Behind the success of Zeotap’s Customer Intelligence Platform is a team of Data Scientists who are paving the way for innovation in our industry. Not only are they incredibly skilled at their craft, but they continuously work towards finding new solutions to the industry’s most critical data challenges. Along the way, the team has put together a number of comprehensive research papers that deep dive into these challenges and solutions – which have since been accepted by some of the industry’s most prestigious journals and data science organisations.

To highlight these successes, we’ve put together an overview of our Data Science team’s most recent papers accepted for publication (including their most recently published paper):

1. Multigraph Approach Towards a Scalable, Robust Look-alike Audience Extension System
Written by: Ernest Kirubakaran Selvaraj, Tushar Agarwal, Nilamadhaba Mohapatra and Swapnasarit Sahu
Accepted by: AdKKD (Adtech branch of The Association for Computing Machinery’s Special Interest Group on Knowledge Discovery and Data Mining – SIGKDD)

Abstract: In online advertising, finding the right audience is critical for a campaign’s success. One common way of finding the right audience is to look for users with traits similar to others who have historically responded positively to the campaign. This pool of users is known as the ‘seed set’, and the goal here is to reach a bigger audience with traits very similar to that of the seed set. This technique, popularly known as look-alike audience extension, becomes increasingly challenging with the scale and high sparsity of data commonly encountered in the advertising domain.

In this paper, we present a novel multigraph-based audience extension and scoring system which works well with high-dimensional sparse data and can be scaled easily to millions of users. Our experimental results on large real-world data demonstrate significant improvement in the performance of our approach over the existing architectures.

2. Estimating the instantaneous survival rate of digital advertising and marketing IDs: LIFESPAN by Cox-Proportional
Written by: Nilamadhaba Mohapatra, Humeil Makhija and Swapnasarit Sahu
Accepted by: AdKKD

Abstract: Finding the active and inactive device IDs (ID) in the digital advertising and marketing domain is one of the most crucial tasks in terms of cost and quality. Keeping the IDs for a longer period of time will increase the load for the downstream pipelines that incur more storage and computation cost. These IDs are treated as currency in the digital domain. So, by putting a smaller TTL, a premature loss of IDs can lead to multiple losses of information. On the contrary, if a higher TTL is proposed, it can lead to the original problem of cost and computation. Checking if an individual ID is active or not, in real-time, is almost impossible.
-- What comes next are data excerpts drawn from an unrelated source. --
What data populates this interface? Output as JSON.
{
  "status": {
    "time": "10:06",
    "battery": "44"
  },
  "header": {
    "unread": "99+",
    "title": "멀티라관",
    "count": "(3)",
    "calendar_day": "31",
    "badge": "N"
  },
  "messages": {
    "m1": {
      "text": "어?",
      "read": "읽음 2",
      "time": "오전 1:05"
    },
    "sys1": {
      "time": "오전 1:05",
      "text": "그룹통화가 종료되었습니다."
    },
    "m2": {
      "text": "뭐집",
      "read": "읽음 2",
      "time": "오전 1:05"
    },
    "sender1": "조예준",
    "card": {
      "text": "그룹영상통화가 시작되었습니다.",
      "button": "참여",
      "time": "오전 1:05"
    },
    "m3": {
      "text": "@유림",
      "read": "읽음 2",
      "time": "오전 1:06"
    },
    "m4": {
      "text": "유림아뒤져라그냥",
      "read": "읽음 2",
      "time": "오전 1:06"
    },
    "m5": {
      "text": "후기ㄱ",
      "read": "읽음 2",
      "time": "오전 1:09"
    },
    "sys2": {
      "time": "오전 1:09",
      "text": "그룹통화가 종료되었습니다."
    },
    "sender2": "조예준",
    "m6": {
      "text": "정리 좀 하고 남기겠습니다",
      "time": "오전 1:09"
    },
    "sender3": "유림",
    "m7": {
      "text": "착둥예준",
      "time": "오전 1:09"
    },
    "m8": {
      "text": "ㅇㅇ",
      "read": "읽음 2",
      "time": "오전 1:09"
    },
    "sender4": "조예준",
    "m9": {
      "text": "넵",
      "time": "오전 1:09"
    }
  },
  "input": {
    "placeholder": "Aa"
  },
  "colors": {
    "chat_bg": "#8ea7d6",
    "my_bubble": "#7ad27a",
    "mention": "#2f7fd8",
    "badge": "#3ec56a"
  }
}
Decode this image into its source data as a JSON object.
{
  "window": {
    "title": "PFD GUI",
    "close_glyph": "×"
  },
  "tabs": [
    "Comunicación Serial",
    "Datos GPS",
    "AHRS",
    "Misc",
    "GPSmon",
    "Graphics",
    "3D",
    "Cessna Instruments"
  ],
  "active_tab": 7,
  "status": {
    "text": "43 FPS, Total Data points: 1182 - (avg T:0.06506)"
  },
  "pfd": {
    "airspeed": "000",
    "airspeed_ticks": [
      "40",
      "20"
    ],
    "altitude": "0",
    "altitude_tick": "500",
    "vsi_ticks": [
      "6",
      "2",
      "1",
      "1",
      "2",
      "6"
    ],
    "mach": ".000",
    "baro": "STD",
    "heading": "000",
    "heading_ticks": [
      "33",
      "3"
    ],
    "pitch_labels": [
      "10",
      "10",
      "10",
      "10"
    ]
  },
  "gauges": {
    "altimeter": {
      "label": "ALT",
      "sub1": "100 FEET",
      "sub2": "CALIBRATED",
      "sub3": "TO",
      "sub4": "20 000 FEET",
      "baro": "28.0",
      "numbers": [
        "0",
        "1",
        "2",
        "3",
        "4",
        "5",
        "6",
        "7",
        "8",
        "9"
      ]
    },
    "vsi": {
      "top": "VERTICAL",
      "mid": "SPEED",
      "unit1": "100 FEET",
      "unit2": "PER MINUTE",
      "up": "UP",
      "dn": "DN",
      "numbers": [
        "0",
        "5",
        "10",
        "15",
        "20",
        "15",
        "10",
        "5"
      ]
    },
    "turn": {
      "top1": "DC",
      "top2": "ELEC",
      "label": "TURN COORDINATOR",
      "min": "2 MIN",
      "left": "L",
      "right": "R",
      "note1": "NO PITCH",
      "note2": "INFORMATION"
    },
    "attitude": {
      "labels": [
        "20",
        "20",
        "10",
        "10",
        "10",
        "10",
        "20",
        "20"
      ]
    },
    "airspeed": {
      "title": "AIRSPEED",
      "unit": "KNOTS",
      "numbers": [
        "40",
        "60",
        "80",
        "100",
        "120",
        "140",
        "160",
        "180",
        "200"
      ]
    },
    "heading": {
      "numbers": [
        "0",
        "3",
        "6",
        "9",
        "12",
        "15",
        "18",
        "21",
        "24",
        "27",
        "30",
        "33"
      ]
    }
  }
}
While most of the non-feedback systems run on TTL-based methods to purge the IDs and clean the database, in this paper we propose a granular machine learning-based approach which learns from implicit feedback.

3. Ensemble model for chunking
Written by: Nilamadhaba Mohapatra, Namrata Sarraf and Swapnasarit Sahu
Accepted at: The 2nd International Conference on Natural Language Computing and AI (part of the 11th International Conference on Computer Science, Engineering and Applications)

Abstract: ‘Chunking’ – the process of splitting the words of a sentence into tokens and then grouping these tokens in a meaningful way – is a task that has gradually moved from POS tag-based statistical models to neural nets using language models such as LSTM, Bidirectional LSTMs, and attention models. Deep neural net models are deployed indirectly to classify tokens as different tags defined under Named Recognition Tasks. Later, these tags are used in conjunction with pointer frameworks for the final chunking task.

In this paper, we propose an Ensemble Model using a fine-tuned Transformer model and a recurrent neural network model together to predict tags and chunk substructures of a sentence. To achieve this, we analysed the shortcomings of the transformer models in predicting different tags and then trained the BILSTM+CNN accordingly to compensate.

4. Domain-based chunking
Written by: Nilamadhaba Mohapatra, Namrata Sarraf, Swapnasarit Sahu
Accepted by: The International Journal on Natural Language Computing (IJNLC)

Abstract: Manually annotating and producing a large-high-quality training set is a tedious and costly affair in terms of time and resources.

In this paper, we discuss annotated data generation for specific and diverse domains – proposing a novel grammar-based text generation mechanism (which takes care of annotation). The annotated queries were used to train a machine learning model using an ensemble transformer-based deep neural network model.